Preparation
The data preparation (or preprocessing) passes over the data to generate word vocabularies and sequences of indices used by the training.
Generally the global process includes several steps:
tokenization (for text files): is splitting the corpus into space-separated tokens, possibly associated to features. See tokenization tool here.
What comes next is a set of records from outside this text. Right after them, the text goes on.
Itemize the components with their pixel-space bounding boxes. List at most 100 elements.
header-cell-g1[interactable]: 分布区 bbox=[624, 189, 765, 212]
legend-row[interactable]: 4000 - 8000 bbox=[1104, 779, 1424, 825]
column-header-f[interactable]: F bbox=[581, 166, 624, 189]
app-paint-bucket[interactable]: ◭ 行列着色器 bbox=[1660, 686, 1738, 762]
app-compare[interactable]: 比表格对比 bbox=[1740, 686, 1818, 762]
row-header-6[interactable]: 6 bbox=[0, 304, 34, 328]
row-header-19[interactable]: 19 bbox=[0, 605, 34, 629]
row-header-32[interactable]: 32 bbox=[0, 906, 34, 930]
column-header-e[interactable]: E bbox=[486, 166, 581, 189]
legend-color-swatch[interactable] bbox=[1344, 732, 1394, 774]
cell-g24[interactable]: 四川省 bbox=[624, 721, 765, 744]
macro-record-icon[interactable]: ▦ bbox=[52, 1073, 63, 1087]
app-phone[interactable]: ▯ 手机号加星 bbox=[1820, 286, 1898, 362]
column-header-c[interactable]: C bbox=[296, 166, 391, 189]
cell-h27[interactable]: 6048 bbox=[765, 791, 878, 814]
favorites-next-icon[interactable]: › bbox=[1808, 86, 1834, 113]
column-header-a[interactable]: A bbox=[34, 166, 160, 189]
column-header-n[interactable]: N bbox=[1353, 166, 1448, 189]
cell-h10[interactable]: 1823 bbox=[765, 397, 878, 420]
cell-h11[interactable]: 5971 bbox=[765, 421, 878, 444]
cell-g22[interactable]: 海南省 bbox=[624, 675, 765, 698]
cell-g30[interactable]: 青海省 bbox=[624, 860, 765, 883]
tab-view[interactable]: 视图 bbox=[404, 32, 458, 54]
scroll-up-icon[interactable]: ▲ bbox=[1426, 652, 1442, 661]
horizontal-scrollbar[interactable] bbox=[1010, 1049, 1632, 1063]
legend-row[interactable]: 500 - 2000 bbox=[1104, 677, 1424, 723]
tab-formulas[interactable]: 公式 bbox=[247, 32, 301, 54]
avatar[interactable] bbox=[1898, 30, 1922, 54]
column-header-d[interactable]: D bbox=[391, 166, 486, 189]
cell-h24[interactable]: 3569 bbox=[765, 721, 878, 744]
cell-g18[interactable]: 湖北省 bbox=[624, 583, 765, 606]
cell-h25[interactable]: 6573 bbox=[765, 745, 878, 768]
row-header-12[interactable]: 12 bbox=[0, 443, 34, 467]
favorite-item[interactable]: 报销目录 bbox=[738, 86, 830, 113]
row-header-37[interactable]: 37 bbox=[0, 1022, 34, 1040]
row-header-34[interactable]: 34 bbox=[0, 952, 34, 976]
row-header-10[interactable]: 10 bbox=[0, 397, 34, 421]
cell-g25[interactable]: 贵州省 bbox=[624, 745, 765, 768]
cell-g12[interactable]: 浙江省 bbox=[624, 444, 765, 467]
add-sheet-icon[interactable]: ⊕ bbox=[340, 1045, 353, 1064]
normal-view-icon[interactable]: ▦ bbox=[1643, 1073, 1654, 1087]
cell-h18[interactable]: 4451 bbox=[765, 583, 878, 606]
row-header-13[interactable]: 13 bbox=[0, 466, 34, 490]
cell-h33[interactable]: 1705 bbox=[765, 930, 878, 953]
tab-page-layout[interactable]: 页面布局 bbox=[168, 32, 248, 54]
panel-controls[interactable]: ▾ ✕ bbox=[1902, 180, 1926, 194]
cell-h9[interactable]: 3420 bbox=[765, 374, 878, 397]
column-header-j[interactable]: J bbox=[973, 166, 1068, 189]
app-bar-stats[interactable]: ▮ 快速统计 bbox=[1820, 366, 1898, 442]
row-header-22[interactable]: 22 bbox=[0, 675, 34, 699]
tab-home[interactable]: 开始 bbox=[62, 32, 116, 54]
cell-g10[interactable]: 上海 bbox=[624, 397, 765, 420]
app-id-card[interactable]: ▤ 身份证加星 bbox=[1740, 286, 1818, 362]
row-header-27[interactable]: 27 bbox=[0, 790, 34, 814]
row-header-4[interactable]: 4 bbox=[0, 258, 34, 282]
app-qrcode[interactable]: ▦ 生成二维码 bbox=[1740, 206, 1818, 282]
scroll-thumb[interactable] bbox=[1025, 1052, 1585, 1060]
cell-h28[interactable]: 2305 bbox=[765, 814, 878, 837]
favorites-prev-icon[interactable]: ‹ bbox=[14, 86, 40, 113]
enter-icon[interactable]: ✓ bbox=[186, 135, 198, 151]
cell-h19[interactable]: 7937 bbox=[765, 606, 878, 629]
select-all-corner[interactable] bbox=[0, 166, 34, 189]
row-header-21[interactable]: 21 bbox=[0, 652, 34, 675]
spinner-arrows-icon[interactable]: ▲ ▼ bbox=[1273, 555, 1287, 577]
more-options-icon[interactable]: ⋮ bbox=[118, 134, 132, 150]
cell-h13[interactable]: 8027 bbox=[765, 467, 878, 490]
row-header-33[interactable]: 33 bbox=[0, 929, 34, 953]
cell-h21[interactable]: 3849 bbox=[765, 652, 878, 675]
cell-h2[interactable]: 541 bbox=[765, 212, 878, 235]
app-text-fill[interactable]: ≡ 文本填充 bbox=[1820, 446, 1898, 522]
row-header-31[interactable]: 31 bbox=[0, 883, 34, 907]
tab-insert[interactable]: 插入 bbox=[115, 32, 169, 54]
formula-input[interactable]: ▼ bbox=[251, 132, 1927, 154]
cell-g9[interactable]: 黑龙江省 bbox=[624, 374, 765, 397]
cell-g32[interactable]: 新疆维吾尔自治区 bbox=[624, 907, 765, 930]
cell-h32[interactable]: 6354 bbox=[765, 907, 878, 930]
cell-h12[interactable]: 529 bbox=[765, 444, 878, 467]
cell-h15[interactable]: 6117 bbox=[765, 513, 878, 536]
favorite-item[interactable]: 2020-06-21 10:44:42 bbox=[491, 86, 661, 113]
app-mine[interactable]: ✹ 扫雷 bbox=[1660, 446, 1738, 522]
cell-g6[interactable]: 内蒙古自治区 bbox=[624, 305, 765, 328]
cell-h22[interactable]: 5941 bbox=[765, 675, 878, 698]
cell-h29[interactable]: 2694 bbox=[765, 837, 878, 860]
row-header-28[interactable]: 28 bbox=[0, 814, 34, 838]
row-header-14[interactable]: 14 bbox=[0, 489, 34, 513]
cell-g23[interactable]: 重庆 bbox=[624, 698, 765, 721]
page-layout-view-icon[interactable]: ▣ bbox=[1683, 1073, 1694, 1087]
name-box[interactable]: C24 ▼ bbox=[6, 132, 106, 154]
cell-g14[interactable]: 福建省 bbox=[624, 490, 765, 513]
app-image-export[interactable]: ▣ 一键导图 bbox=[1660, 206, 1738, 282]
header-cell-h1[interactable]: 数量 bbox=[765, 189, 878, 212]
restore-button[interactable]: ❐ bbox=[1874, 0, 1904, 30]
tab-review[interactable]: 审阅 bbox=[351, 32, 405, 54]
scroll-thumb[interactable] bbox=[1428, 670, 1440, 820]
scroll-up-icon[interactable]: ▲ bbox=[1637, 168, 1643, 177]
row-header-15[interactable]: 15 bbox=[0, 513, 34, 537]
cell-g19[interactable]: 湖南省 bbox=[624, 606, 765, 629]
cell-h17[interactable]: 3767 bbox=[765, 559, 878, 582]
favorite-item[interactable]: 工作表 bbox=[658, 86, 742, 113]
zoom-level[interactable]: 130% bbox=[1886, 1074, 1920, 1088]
preprocessing: is building a data file
from tokenized source training and validation corpus, optionally shuffling the sentences, and sorting by sentence length.
Note
It is possible to perform tokenization and preprocessing dynamically during the training using so-called "Dynamic Datasets" as documented here
Data type¶
By default, the data type is bitext
which are aligned source and target files. Alignment is by default done at the line level, but can also be done through aligned index (see Index files).
For training language models, data type is monotext
which is only one language file.
Finally, you can also manipulate the feattext
data type (see Input vectors) which allows to code sequences of vectors (e.g. sequence of features generated by a device).
Note
Input vectors can only be used for the source.
Delimiters¶
Training data (for bitext
and monotext
data types) are expected to follow the following format:
- sentences are newline-separated
- tokens are space-separated
Index files¶
Index files are aligning different files by index and not by line. For instance the following files are aligned by index:
line1 First line line2 Second line
line2 Deuxième ligne line1 Première ligne
where the first token of each line is an index which must have an equivalent (at any position) in aligned files.
The option -idx_files
is used (in preprocess.lua
or translate.lua
) to enable this feature.
Input vectors¶
OpenNMT supports the use of vector sequence instead of word sequence on the source side.
The data type is feattext
and is using the Kaldi text format (.ark
files). For instance the following entry, indexed by KEY
is representing a sequence
of m
vectors of n
values:
KEY [ FEAT1.1 FEAT1.2 FEAT1.3 ... FEAT1.n ... FEATm.1 FEATm.2 FEATm.3 ... FEATm.n ]
Warning
Note that you need to use index files for representing input vectors.
Vocabularies¶
The main goal of the preprocessing is to build the word and features vocabularies and assign each word to an index within these dictionaries.
By default, word vocabularies are limited to 50,000. You can change this value with the -src_vocab_size
and -tgt_vocab_size
. Alternatively, you can prune the vocabulary size by setting the minimum frequency of words with the -src_words_min_frequency
and -tgt_words_min_frequency
options.
Note
When pruning vocabularies to 50,000, the preprocessing will actually report a vocabulary size of 50,004 because of 4 special tokens that are automatically added.
The preprocessing script will generate *.dict
files containing the vocabularies: source and target token vocabularies are named PREFIX.src.dict
and PREFIX.tgt.dict
, while features' vocabulary files are named PREFIX.{source,target}_feature_N.dict
.
These files are optional for the rest of the workflow. However, it is common to reuse vocabularies across dataset using the -src_vocab
and -tgt_vocab
options. This is particularly needed when retraining a model on new data: the vocabulary has to be the same.
Tip
Vocabularies can be generated beforehand with the tools/build_vocab.lua
script.
Each line of dictionary files is space-separated fields:
token
the vocab entry.ID
its index used internally to map tokens to integer as an entry of lookup tables.- (optional) the vocab frequency in the corpus it was extracted form. This field is generated.
- other fields are ignored
Note
if you provide your own vocabulary - be sure to integrate the 4 special tokens: <blank> <unk> <s> </s>
. A good practice is to keep them at the beginning of the file with the respective index 1, 2, 3, 4
Shuffling and sorting¶
By default, OpenNMT both shuffles and sorts the data before the training. This process comes from 2 constraints of batch training:
- shuffling: sentences within a batch should come from different parts of the corpus
- sorting: sentences within a batch should have the same source length (i.e. without padding to maximize efficiency)
Note
During the training, batches are also randomly selected unless the -curriculum
option is used.
Sentence length¶
During preprocessing, too long sentences (with source longer than -src_seq_length
or target longer than -tgt_seq_length
) are discarded from the corpus. You can have an idea of the distribution of sentence length in your training corpus by looking at the preprocess log where a table gives percent of sentences with length 1-10, 11-20, 21-30, ..., 90+:
[04/14/17 00:40:10 INFO] * Source Sentence Length (range of 10): [ 7% ; 35% ; 32% ; 16% ; 7% ; 0% ; 0% ; 0% ; 0% ; 0% ] [04/14/17 00:40:10 INFO] * Target Sentence Length (range of 10): [ 9% ; 38% ; 30% ; 15% ; 5% ; 0% ; 0% ; 0% ; 0% ; 0% ]
Note
Limiting maximal sentence length is a key parameter to reduce the GPU memory footprint used during training: indeed the memory grows linearly with maximal sentence length.